Make sure the ign. wire,to the armature, is not grounded out(OR HOOKED TO + !).


----------



## JakeS96 (Jan 22, 2015)

Okay sounds good I will take another look thanks


----------



## boatmoter (Feb 27, 2015)

temporarily hook a wire from the + on the battery to + on the coil then check your spark, if it has spark then either your wiring is a little off or the starter is stealing the voltage away from the coil, that was happening to my john deere 212 and I added a relay to power the ignition, I also have had to replace the coil on mine twice 
when it stopped getting spark, have no problem since I moved the coil off the engine to the body under the battery, I believe too much vibration.. :dazed:








JakeS96 said:


> I got a John Deere 112 installed a kill switch and push button start, rewired everything to the book to start the engine, and I can't get I fire out of the spark plug boot, no spark, nothing, cleaned the stator, flywheel everything and still have nothing..... Any ideas what it might be?


----------



## JakeS96 (Jan 22, 2015)

I tried that hooking it to the positive about two weeks ago and still couldn't get any spark, and the battery I use to test it works great in the tractor it's normally in... So should I look at possibly a new coil?
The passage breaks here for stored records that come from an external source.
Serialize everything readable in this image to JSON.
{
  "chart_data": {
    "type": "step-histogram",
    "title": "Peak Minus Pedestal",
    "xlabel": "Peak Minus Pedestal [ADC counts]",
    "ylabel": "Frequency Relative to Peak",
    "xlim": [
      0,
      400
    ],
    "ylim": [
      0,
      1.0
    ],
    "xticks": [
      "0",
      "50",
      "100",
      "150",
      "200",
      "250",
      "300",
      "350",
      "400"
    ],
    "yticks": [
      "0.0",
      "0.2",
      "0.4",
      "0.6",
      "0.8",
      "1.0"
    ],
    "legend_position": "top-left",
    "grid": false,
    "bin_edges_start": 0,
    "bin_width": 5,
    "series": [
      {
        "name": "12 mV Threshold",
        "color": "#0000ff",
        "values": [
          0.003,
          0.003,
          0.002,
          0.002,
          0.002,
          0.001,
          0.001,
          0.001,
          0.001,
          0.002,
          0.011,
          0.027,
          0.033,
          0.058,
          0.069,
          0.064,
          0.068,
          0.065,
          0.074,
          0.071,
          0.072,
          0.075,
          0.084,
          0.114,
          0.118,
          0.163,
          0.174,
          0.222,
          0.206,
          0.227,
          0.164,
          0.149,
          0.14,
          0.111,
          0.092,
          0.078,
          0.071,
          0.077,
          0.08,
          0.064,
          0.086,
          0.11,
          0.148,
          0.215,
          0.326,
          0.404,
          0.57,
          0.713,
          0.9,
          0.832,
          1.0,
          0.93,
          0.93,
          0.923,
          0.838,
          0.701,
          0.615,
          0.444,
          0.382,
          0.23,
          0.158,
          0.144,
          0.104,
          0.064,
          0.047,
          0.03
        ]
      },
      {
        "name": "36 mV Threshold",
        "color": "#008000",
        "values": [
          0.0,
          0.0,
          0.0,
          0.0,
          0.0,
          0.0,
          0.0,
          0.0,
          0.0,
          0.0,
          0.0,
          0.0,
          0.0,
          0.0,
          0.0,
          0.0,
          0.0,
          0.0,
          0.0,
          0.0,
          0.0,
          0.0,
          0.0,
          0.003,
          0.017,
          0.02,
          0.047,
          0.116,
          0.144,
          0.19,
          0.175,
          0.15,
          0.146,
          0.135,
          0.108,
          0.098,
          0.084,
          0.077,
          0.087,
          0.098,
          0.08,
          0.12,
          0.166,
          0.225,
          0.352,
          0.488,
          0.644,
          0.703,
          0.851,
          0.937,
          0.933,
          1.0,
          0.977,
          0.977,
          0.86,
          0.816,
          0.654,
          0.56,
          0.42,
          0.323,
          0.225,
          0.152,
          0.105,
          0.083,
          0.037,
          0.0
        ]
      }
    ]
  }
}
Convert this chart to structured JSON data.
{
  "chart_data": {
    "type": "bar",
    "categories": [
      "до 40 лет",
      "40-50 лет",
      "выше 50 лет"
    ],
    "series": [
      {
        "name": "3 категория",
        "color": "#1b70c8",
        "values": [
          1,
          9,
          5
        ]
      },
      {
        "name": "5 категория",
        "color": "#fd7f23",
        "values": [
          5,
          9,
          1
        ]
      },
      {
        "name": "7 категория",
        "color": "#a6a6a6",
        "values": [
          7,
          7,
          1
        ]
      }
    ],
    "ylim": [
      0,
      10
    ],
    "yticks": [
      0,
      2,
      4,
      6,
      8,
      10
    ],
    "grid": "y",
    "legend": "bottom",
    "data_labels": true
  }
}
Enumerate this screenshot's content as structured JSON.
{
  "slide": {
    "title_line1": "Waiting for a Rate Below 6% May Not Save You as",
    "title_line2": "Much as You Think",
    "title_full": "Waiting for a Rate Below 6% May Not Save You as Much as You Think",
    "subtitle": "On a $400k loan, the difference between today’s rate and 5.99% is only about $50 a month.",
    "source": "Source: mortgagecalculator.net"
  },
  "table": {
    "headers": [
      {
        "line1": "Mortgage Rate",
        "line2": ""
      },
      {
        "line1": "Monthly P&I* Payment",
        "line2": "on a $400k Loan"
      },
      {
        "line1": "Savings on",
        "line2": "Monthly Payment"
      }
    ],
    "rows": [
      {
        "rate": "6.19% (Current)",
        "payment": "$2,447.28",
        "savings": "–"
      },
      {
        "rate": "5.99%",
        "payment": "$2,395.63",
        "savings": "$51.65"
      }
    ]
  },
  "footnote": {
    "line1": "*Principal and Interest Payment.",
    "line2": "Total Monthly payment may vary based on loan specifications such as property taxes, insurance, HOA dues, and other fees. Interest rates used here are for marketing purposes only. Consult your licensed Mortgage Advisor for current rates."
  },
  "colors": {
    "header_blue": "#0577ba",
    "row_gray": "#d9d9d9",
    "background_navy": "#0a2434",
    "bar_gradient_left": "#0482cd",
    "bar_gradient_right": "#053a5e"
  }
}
Stator?


----------



## jhngardner367 (Apr 5, 2011)

boatmoter is right. External coils,such as those on Kohlers,etc.with coil and battery ignition,should not be mounted on the engine!
Between the heat,and vibration,it kills them quick! I had a kohler in the LGT 145 Ford,that would eat the coil every 2 weeks !
Changed it to a different mounting area,and it worked great.
Try a new coil.


----------



## JakeS96 (Jan 22, 2015)

Okay sounds good, and the motor is the 10hp tecumseh it's got the stator sitting right underneath the flywheel, and the coil, it's one of those 3 part coils, it has three different working parts in it, and one wire connects to that coil which is a ground I think that comes up from the stator and bolts onto the side


----------



## JakeS96 (Jan 22, 2015)

The coil mounts to the side of the block right above the flywheel


----------



## boatmoter (Feb 27, 2015)

it will have spark with or without the stator, the stator is just the alternator, you ither have a problem with the voltage going to the + on the coil, or the coil, or the points are burned in it..you can remove the - wire of the coil, hook a testlight to + and the other end of the test light to the wire you took off the coil and spin the motor over to see if the test light keeps flashing when motor is being cranked,if not,then you need to replace the points, if you have + to the coil, points are good, then it's the coil thats bad, oh yeah, Napa carries the coils, thats where I got mine.. make sure you get one with a INTERNAL RESISTER or it will quit on you quickly


----------



## boatmoter (Feb 27, 2015)

*re push button & kill switch*

forgot to ask you, when you did the wiring for the kill switch, was voltage going to the points without the engine running for any length of time?? if so, the points may be smoked and the coil too


----------



## JakeS96 (Jan 22, 2015)

The only time I had a long period of positive to it was maybe 15 minutes total testing one night, update on it I found some wiring diagrams I am gonna re-wire it again, I put a good coil from another engine on another tractor and couldn't get any spark again so I jeffed up my wiring somewhere so I am gonna redo it again and give it a shot, my mix up is somewhere in the 3-plug prong that goes into the stator assembly behind the flywheel I gotta get direct power down to there and get the regulator wires in order for sure and then make sure I ground the two bottom wires on the 3-plug prong to the correct areas, that's where I got confused a little but put them to where I thought was right, I think I thought wrong slightly ha


----------



## jhngardner367 (Apr 5, 2011)

If it's a Tecumseh engine, you DON'T want power to the coil!!
They use a magnetic induction system ,like Briggs uses,and any power to the coil fries them!
The stators are for charging and lighting,not ignition.
Kohler,and ONAN engines use battery and coil ignitions,but Tecumseh,Briggs and others don't.
Post some pics of your coil,....it helps a lot.


----------